Varsity Big Event -
over the past 2 years we have had the opportunity to be apart of this great Scouting activity... 3 days of demonstrations, ending with a Scout cook off.....Here are some of the dishes we've prepared were:
over the past 2 years we have had the opportunity to be apart of this great Scouting activity... 3 days of demonstrations, ending with a Scout cook off.....Here are some of the dishes we've prepared were:
Biscuits & Gravy with Biscuit Bread
Biscuits & Gravy
1 pound of breakfast sausage, hot or mild
1/3 C All-purpose flour
3 to 4 cups Milk (more to taste)
½ teaspoon seasoned salt
2 teaspoons black pepper
Biscuits (see recipe below)
Brown the sausage in a 12” Dutch Oven over a high heat until no longer pink. Reduce your heat to a medium low. Sprinkle the flour over the meat, stir this so that it soaks up the grease. Stir this for a few minutes, then add the milk. Stir this constantly as the gravy will start to thicken, sprinkle the salt and pepper and continue to cook until thick. – If it gets too thick – add a little more milk to thin it out.
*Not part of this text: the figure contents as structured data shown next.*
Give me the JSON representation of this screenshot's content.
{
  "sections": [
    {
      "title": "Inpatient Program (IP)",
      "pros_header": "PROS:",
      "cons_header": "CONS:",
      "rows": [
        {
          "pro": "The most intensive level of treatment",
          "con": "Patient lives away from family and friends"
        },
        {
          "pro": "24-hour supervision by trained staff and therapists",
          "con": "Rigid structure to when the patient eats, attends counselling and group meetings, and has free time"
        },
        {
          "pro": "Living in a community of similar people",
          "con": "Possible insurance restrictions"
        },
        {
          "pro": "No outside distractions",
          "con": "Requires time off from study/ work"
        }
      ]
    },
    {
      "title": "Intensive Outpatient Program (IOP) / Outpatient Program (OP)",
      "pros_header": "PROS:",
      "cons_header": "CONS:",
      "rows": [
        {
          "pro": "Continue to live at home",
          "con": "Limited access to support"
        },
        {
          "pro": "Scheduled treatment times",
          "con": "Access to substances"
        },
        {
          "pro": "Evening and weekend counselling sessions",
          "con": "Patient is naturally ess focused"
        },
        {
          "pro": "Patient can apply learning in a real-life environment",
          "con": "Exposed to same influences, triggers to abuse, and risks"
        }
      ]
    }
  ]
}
Spoon the gravy over warm biscuits.
Biscuit Bread
Credit:
Roger Heilmann
Wipe the inside of a do with some oil. Then lightly dust the sides and bottom with an all-purpose seasoning (like Mrs. Dash). Open a roll of refrigerator biscuits (the cheap ones work the best), and lay it in the Dutch oven on its side (like a roll of coins). Add another roll until you fill the outer ring. Don't overfill or they will be undercooked and doughy. Then fill the next ring the same way. I oiled an empty can and put it in the middle to help them cook all the way through, Then I turn them out onto a plate, much like a Bundt cake, and brush margarine or butter on the outside.